Another negative aspect of the current congressional make up is its state of affairs in demographic terms. Women make up only 20 per cent of members, and most of those women are Democrats. Ethnic minorities are dramatically underrepresented. What this amounts to is a national legislature which does not represent the population it governs – at least in a microcosmic sense – and this fact leads to detachment and poorly chosen and ineffectively executed policies. The Republican Party has been accused of supporting a raft of policies referred to by some as a ‘war on women’. It is clear, in the minds of some, that this is a bad thing, and that it could be altered by a more representative gender balance in Congress. The lack of representative demographics in Congress could be held, therefore, to demonstrate the brokenness of the branch.

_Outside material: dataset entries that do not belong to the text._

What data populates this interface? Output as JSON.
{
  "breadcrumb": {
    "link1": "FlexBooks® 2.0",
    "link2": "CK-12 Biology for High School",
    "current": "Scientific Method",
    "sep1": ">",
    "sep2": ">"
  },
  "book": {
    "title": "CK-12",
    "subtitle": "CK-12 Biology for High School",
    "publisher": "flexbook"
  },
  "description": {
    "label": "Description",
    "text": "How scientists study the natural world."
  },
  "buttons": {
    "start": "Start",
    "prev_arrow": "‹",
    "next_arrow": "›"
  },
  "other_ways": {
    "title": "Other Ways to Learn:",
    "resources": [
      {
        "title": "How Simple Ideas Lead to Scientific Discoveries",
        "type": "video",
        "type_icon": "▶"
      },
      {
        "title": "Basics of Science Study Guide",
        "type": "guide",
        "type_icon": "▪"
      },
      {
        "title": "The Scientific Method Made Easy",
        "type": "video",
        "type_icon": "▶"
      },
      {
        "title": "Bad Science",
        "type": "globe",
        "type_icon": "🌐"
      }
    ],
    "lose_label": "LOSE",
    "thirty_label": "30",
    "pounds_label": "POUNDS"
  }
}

To take an opposing view, however, there are schools of thought that suggest that – if elected officials do their jobs, at least – the actual characteristics of representatives need not matter. A representative ought to represent anyone in their district or state, regardless of gender, race, or sexuality. American advances in civil rights in the 1960s, for example, all came about under white male presidents, after all. Lyndon Johnson, a racist himself in private, undertook a civil rights agenda because he though it the right thing to do as the representative of the nation. The same logic can apply to those in Congress.

A final way in which Congress is the ‘broken branch’ centres on the financial. Pork barrelling, a process where representatives channel federal funds into local projects primarily to assist with their efforts at re-election, is distressingly common. Examples of this include the famous ‘Bridge to nowhere’ in Alaska, as well as a host of others, including defence contracts being guaranteed to take effect in the state of the representative who most vehemently supported certain firms – Boeing or Lockheed, perhaps – in the process of application. To critics of Congress, this is corruption, essentially, and it is undertaken to ensure the manipulation of the democratic will of the people; in paying for re-election, as this is seen, representatives devalue the system by which they are elected.

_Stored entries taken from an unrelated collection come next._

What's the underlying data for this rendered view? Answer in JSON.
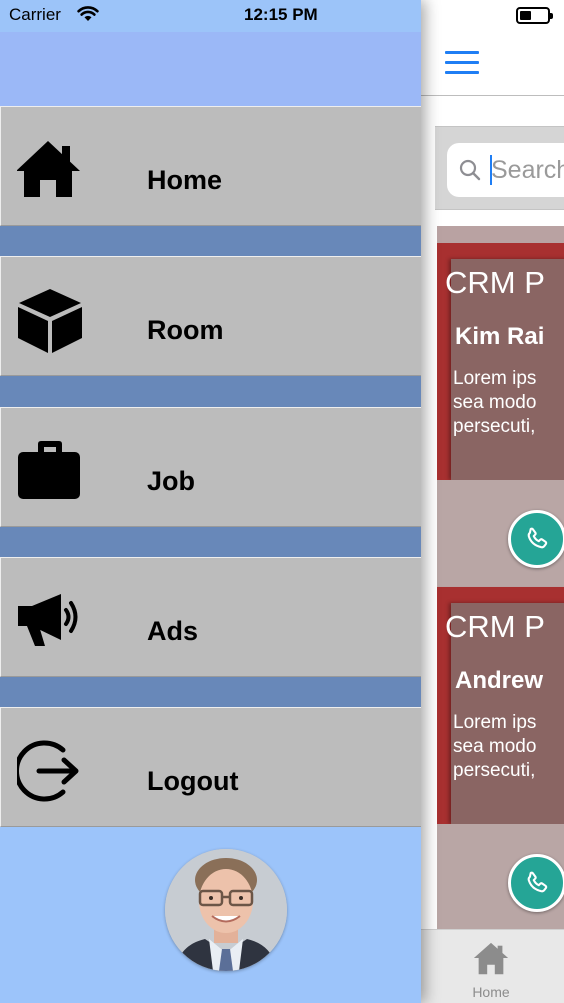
{
  "status_bar": {
    "carrier": "Carrier",
    "time": "12:15 PM"
  },
  "drawer": {
    "menu_items": [
      {
        "label": "Home",
        "icon": "home-icon"
      },
      {
        "label": "Room",
        "icon": "cube-icon"
      },
      {
        "label": "Job",
        "icon": "briefcase-icon"
      },
      {
        "label": "Ads",
        "icon": "megaphone-icon"
      },
      {
        "label": "Logout",
        "icon": "logout-icon"
      }
    ],
    "profile": {
      "icon": "profile-avatar"
    }
  },
  "main": {
    "search": {
      "placeholder": "Search"
    },
    "cards": [
      {
        "title": "CRM P",
        "name": "Kim Rai",
        "description": "Lorem ips\nsea modo\npersecuti,"
      },
      {
        "title": "CRM P",
        "name": "Andrew",
        "description": "Lorem ips\nsea modo\npersecuti,"
      }
    ],
    "tab_bar": {
      "tabs": [
        {
          "label": "Home",
          "icon": "home-icon"
        }
      ]
    }
  },
  "colors": {
    "drawer_top": "#9bb8f7",
    "menu_item_bg": "#bcbcbc",
    "menu_gap": "#6888b9",
    "accent": "#1f7ef4",
    "card_red": "#a83030",
    "call_button": "#25a596"
  }
}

Such out and out financial manipulation is rare, however – it is far less common than is sometimes made out. And due to states controlling a great deal of their own financial assets, the impact of federal funds with regard to electoral manipulation is further reduced. In addition, it has been argued, what is the true difference between seeking to get ‘the best deal for constituents’ – a common trope in election campaigns – and seeking to acquire contracts for the same region? Politicians aim to create jobs in the areas they represent as a matter of course. Is this truly different from that?

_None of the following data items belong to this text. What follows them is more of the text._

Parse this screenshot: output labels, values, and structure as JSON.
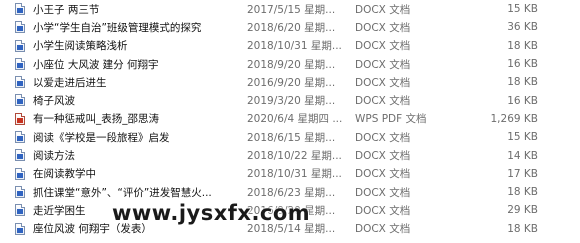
{
  "files": [
    {
      "name": "小王子 两三节",
      "date": "2017/5/15 星期...",
      "type": "DOCX 文档",
      "size": "15 KB",
      "icon": "docx-file-icon"
    },
    {
      "name": "小学“学生自治”班级管理模式的探究",
      "date": "2018/6/20 星期...",
      "type": "DOCX 文档",
      "size": "36 KB",
      "icon": "docx-file-icon"
    },
    {
      "name": "小学生阅读策略浅析",
      "date": "2018/10/31 星期...",
      "type": "DOCX 文档",
      "size": "18 KB",
      "icon": "docx-file-icon"
    },
    {
      "name": "小座位 大风波 建分 何翔宇",
      "date": "2018/9/20 星期...",
      "type": "DOCX 文档",
      "size": "16 KB",
      "icon": "docx-file-icon"
    },
    {
      "name": "以爱走进后进生",
      "date": "2016/9/20 星期...",
      "type": "DOCX 文档",
      "size": "18 KB",
      "icon": "docx-file-icon"
    },
    {
      "name": "椅子风波",
      "date": "2019/3/20 星期...",
      "type": "DOCX 文档",
      "size": "16 KB",
      "icon": "docx-file-icon"
    },
    {
      "name": "有一种惩戒叫_表扬_邵思涛",
      "date": "2020/6/4 星期四 ...",
      "type": "WPS PDF 文档",
      "size": "1,269 KB",
      "icon": "pdf-file-icon"
    },
    {
      "name": "阅读《学校是一段旅程》启发",
      "date": "2018/6/15 星期...",
      "type": "DOCX 文档",
      "size": "15 KB",
      "icon": "docx-file-icon"
    },
    {
      "name": "阅读方法",
      "date": "2018/10/22 星期...",
      "type": "DOCX 文档",
      "size": "14 KB",
      "icon": "docx-file-icon"
    },
    {
      "name": "在阅读教学中",
      "date": "2018/10/31 星期...",
      "type": "DOCX 文档",
      "size": "17 KB",
      "icon": "docx-file-icon"
    },
    {
      "name": "抓住课堂“意外”、“评价”进发智慧火...",
      "date": "2018/6/23 星期...",
      "type": "DOCX 文档",
      "size": "18 KB",
      "icon": "docx-file-icon"
    },
    {
      "name": "走近学困生",
      "date": "2016/9/20 星期...",
      "type": "DOCX 文档",
      "size": "29 KB",
      "icon": "docx-file-icon"
    },
    {
      "name": "座位风波 何翔宇（发表）",
      "date": "2018/5/14 星期...",
      "type": "DOCX 文档",
      "size": "18 KB",
      "icon": "docx-file-icon"
    }
  ],
  "watermark": "www.jysxfx.com",
  "colors": {
    "docx_icon": "#2f63c1",
    "pdf_icon": "#c8321f",
    "meta_text": "#6d6d6d"
  }
}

Congress is far from perfect, of course, and it is frequently the target of scatter-gun attacks on its way of functioning, its make-up, and its partisanship; but I must say, at least when compared to the unpleasantness of certain characters, many of whom are considered to be anti-political mavericks by some, I find myself instinctively leaping to the defence of the elected representatives we have. They may be corrupt, unrepresentative and petty (or not, of course); but at least they are not entirely, amorally demagogic – and at least they cannot turn on the head of a pin to catch the slightest gust of populist approval in increasingly tattered sails.